Protesters, infuriated by the death of the prominent Sunni, blocked roads in the eastern Bekaa valley region, the northern area of Akkar, neighborhoods of the capital Beirut and in the southern city of Sidon.
Former Lebanese Prime Minister Saad al-Hariri accused Syrian President Bashar Assad – an Alawite Muslim- of being behind the huge car bomb which killed Hassan and at least seven other people in central Beirut on Friday.
The attack has brought the violence in neighboring Syria to the Lebanese capital, confirming fears that the conflict is infecting the surrounding region.
Lebanon's religious communities are divided between those supporting Assad and those backing the rebels trying to overthrow him.
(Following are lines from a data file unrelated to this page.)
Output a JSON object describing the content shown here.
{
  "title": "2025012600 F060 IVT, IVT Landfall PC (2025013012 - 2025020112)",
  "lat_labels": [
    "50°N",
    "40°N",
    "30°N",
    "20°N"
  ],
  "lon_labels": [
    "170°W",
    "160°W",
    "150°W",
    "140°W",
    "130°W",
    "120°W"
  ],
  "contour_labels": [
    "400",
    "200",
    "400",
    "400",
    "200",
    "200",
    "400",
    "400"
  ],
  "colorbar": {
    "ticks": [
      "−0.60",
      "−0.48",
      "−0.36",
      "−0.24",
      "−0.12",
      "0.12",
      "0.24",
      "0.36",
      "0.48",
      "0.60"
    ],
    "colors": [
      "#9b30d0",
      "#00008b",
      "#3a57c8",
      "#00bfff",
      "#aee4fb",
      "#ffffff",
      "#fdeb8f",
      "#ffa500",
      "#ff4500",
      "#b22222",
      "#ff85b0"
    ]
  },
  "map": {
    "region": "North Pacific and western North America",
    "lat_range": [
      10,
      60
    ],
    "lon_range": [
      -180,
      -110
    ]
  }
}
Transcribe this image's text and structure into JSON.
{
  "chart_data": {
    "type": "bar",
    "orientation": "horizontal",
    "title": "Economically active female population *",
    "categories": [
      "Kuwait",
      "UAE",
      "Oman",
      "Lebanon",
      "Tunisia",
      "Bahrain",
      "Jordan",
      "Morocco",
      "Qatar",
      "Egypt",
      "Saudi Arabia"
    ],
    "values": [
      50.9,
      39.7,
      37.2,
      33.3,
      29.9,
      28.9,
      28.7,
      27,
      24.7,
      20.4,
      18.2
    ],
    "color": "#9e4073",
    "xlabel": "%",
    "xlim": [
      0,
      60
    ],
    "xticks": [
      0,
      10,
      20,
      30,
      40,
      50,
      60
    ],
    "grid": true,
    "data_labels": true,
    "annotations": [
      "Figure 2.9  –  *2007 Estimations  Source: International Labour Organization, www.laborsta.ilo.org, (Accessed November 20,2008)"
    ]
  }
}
In the coastal city of Tripoli, gunshots could be heard from the district of Bab al-Tabbaneh, a Sunni area.
Gunmen there have occasionally clashed with rivals in neighboring Jebel Mohsen, an area full of Alawites, the sect that counts Assad as a member.
Witnesses in two districts of Beirut said enraged protesters had started attacking passing cars.
Meanwhile, Syria's top ally in Lebanon, the Shi'ite Hezbollah movement, condemned the attack, expressing its "state of great shock over this terrible terrorist crime."
It called on the authorities to catch the perpetrators and on all political forces in Lebanon to work against "every conspirator against the security, the life, the safety and security of the nation."
In Washington, U.S. State Department spokeswoman Victoria Nuland condemned the blast "in strongest terms." She said the U.S. had no information about the perpetrators.